In this homework, you will develop a machine learning solution in R, Matlab, or Python for a real-life regression problem from finance industry. Your machine learning algorithm needs to predict the number of cash withdrawals from 47 different ATMs of a bank using the information given about each ATM and the withdrawal date. Here are the steps you need to follow:
You are given two input data files, namely, training_data.csv and test_data.csv. The training set contains 42,958 labeled data instances (47 ATMs x 457 days x 2 transaction types), where each training data instance has 7 columns. IDENTITY column gives you the unique identifier assigned to each ATM. REGION column shows the geographical region of each ATM. DAY, MONTH, and YEAR columns give the transaction date. TRX_TYPE column shows the transaction type (1: card present, 2: card not present). TRX_COUNT is the number of cash withdrawals performed on the specified date.
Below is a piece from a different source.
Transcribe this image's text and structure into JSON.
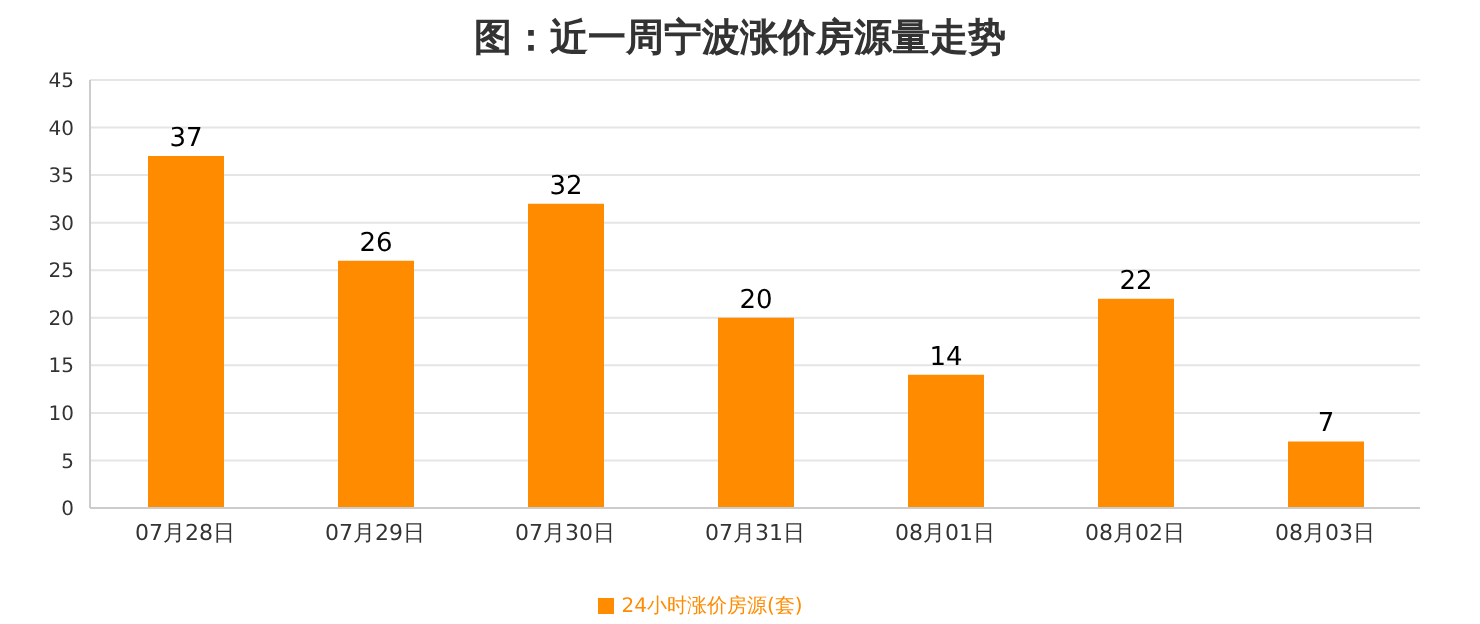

You are also given a very simple solution strategy using a decision tree classifier in the file named quick_and_dirty_solution.R.
Develop your own machine learning solution for this problem. You are free to use any publicly available packages in R, Matlab, or Python. The predictive quality of your solution will be evaluated in terms of its MAE (mean absolute error) and RMSE (root mean squared error) values on the test set.
Use the trained algorithm from the previous step to perform predictions for the test data set, which contains 940 data instances (47 ATMs x 10 days x 2 transaction types). You are not given the numbers of cash withdrawals for test instances. You need to predict the numbers of cash withdrawals and to write these estimates into a file. For example, the decision tree strategy implemented in quick_and_dirty_solution.R file generates the estimates for the test set and writes these values into a file named test_predictions.csv.
What to submit: You need to submit your source code in a single file (.R file if you are using R, .m file if you are using Matlab, or .py file if you are using Python), the estimated numbers of cash withdrawals that you calculated for the test set (test_predictions.csv), and a detailed report explaining your approach (.doc, .docx, or .pdf file). You will put these three files in a single zip file named as STUDENTID.zip, where STUDENTID should be replaced with your 7-digit student number.
How to submit: Submit the zip file you created to Blackboard. Please follow the exact style mentioned and do not send a zip file named as STUDENTID.zip. Submissions that do not follow these guidelines will not be graded.
Late submission policy: Late submissions will not be graded.
Cheating policy: Very similar submissions will not be graded.